Abstract

Very recently a new variant of reinforced concrete (RC) columns confined with a double layer of transverse steel has been introduced by researchers and investigated its performance under axial compression and seismic loading. Analysis of blast performance of such columns is of considerable interest. Most of the columns in a building structure are found to be of square or rectangular cross-section. Being axisymmetric, the circular columns perform better than square/rectangular ones under impulsive loadings. The stability of a structure supported mainly on columns subjected to such loadings depends upon the performance of the columns. Therefore, it is important to enhance the response of supporting RC compression members of square or rectangular cross-sections of a structure subjected to high intense loadings. In this research work, one 3000 mm long, 300 mm × 300 mm square RC column with conventional transverse steel carrying an axial working load of 950kN subjected to 82 kg-TNT-equivalent close-in blast loading at scaled distance 1.0 m/kg1/3 tested experimentally has been first analyzed using the high-fidelity dynamic computer code, ABAQUS/Explicit-v6.15. For comparison, another singly confined concrete column with seismic reinforcement over its entire length is also analyzed. By comparing the numerical results with the experimental results in the open literature, the accuracy of the numerical model is verified.
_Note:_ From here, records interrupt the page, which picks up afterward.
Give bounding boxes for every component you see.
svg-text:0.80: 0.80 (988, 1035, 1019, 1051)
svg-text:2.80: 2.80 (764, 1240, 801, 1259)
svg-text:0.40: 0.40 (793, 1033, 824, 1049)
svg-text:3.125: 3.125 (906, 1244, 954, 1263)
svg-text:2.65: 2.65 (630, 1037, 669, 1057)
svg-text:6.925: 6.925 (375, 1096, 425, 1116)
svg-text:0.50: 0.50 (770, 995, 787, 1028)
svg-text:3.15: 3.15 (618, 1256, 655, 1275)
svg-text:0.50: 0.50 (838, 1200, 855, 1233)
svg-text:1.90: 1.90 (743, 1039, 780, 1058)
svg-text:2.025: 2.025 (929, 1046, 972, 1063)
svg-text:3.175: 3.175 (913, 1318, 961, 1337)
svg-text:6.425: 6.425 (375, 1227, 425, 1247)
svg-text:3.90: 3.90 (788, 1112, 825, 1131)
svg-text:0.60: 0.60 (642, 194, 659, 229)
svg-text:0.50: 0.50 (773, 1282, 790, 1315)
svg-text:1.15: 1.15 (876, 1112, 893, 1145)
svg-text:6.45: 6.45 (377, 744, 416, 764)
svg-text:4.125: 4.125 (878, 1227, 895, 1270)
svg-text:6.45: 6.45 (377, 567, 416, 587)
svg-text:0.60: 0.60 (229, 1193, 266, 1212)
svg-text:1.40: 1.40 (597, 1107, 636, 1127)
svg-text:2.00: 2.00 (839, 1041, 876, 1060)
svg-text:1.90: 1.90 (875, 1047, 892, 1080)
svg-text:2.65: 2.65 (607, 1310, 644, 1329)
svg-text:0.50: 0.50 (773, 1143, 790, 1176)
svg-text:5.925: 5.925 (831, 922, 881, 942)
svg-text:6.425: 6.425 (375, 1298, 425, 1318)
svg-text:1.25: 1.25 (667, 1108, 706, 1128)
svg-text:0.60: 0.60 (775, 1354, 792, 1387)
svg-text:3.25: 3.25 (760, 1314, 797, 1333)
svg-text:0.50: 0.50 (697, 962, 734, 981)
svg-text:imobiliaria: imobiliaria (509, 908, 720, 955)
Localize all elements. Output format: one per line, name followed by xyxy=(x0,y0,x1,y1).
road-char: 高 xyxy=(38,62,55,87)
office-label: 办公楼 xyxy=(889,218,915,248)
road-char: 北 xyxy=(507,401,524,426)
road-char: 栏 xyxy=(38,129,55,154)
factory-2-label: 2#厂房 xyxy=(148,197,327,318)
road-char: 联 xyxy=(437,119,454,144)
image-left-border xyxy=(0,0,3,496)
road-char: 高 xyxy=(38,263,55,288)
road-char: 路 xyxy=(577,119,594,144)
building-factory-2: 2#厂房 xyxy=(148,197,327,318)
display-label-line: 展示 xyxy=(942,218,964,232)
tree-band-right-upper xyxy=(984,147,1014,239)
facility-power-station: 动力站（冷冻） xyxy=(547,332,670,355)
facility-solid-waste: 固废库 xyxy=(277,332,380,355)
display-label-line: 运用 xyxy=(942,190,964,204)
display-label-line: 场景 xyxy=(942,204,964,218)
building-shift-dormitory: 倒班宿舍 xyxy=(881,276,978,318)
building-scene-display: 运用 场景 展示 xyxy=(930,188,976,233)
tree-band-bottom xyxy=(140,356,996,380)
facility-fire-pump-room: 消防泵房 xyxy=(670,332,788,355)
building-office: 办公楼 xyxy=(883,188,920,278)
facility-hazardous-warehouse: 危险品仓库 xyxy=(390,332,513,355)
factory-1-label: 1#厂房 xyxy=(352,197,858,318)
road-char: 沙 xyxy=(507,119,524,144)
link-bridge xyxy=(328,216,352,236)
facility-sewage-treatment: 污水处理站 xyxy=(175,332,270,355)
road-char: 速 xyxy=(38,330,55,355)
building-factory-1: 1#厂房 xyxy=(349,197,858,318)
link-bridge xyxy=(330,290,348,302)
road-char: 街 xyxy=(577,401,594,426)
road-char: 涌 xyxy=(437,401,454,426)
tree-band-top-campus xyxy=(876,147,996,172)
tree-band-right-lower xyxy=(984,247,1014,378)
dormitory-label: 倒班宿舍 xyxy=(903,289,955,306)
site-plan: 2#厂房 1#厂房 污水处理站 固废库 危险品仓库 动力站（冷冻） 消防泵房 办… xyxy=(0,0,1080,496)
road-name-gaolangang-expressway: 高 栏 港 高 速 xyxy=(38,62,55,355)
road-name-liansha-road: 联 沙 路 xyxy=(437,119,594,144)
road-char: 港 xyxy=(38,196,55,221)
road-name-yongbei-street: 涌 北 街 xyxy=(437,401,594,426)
To improve the response, doubly confined RC columns having outer transverse confining steel stirrups of square and inner ones’ diamond/circular geometry with different combinations of stirrup spacing have been considered and investigated. The columns are of the same area of compression steel and carry the same axial load (950kN). Carbon-fiber-reinforced-polymer (C-FRP) wrapping of 2 mm thickness is also considered and modeled using Hashin’s damage initiation criteria and energy-based damage evolution to investigate the blast resistance of the columns. Blast performance in terms of displacement, damage dissipation energy, concrete crushing, and cracking are compared and discussed.